Им ли не знать, отчего она могла отвалиться…

Лучше бы в день отъезда не раздумывать о том злополучном пятне. Лучше бы его не было!

Но оно существовало, и не мог забыть его Игорь Божков. Не мог покинуть город, не побывав в этой квартире.

Вот он дом, где была практика, подъезд… Вдруг не откроют, не впустят?

Мысленно он уже не раз готовил себя к встрече с жильцами. Но никогда не предполагал, что состоится она в недолгие минуты, оставшиеся до отхода поезда.

А если кто-то уже исправил их с Антоном ошибку? Тогда его, чего доброго, примут за чудака: велика важность — штукатурил! Не космический корабль строил, а возвращал красоту старому дому.

На деревянной перегородке-стене, вероятно, висит ковер. Игорь окончательно уверился, что так оно и есть, если штукатурка отпала, брешь, конечно же, покрыли ковром… Как он будет смотреть в глаза людям?! Окажись рядом Мила, жильцы квартиры, пожалуй, встретили бы его без обиды: при девушке не рискнули бы ругать.

Игорь стоял в нерешительности перед кнопкой звонка. Стук входной двери вернул его к действительности. Он оглянулся и замер — Мила!

— Извини, Игорь! — голос звучал потерянно и виновато. — Едва вырвалась с лекций.

— Как ты узнала, что я здесь?

— Интуиция… Ребята на вокзале сказали, что ты, не предупредив никого, куда-то умчался. Я догадалась — сюда… — Она стояла рядом с Игорем, не отводя взгляда, смотрела ему прямо в глаза. — Пожалуйста, не волнуйся, я обязательно схожу в эту квартиру, все узнаю и напишу тебе… — Помолчав, добавила: — Обещаю…

Он взял в свою ладонь ее маленькую руку и благодарно пожал ее. Вдвоем они, торопясь, побежали к вокзалу.


РАССКАЗЫ

Яблоко из города

Настоящее яблоко впервые попробовал я зимой. Это была антоновка. Хорошо помню и ту первую послевоенную зиму, и то яблоко…

Помню, как, войдя в дом после дальней дороги, мать развязывала и снимала с головы темно-серый платок, как расстегивала плюшевый свой жакет и, обводя нас сияющими глазами, отдыхала и облегченно охала, что добралась наконец и что в доме вроде бы ничего не случилось и не стряслось без нее.

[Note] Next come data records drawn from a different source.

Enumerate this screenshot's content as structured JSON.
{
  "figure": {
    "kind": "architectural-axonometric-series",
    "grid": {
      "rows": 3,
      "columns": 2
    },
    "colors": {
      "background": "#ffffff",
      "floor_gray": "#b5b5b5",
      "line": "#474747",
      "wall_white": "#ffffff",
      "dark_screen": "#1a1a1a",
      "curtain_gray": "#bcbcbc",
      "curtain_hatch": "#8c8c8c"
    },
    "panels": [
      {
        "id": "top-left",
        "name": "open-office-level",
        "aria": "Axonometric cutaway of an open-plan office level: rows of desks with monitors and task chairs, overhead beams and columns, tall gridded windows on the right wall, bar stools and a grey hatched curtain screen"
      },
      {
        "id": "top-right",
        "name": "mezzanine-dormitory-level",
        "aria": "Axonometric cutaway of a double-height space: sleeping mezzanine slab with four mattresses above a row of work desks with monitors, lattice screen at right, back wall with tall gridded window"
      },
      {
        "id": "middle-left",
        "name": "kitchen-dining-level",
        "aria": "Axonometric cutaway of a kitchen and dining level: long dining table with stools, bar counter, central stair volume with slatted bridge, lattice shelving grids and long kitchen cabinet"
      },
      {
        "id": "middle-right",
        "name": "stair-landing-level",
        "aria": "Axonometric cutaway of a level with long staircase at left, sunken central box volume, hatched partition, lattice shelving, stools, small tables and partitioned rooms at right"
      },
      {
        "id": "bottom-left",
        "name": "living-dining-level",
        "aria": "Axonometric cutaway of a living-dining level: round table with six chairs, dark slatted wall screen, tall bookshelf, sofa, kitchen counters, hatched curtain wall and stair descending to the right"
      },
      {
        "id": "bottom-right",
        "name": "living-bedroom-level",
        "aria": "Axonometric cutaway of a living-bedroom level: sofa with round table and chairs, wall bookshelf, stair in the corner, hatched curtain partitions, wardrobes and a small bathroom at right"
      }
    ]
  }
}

У порога стояла пахнущая морозом кошелка, прикрытая белой марлей. Морозом и еще чем-то, необыкновенно свежим и новым, наполнявшим дом волнующим ароматом, пахла одежда матери. Как будто бы и знакомым, да так давно забытым, что как ни напрягайся, ни вспоминай, объяснить не сможешь.

Аромат, который внесла в дом мать, одинаково схож был и с запахом первых дорожных льдинок, и падающего на промерзлую землю снега, и студеного стожка сена, и мокрой прелой листвы, и мартовских вечерних сосулек, и даже грибов немножко; было в нем и другое что-то, все пересиливающее, неумолимо влекущее и такое близкое, что в одну минуту ты как бы делался самым счастливым и радостным человеком на свете.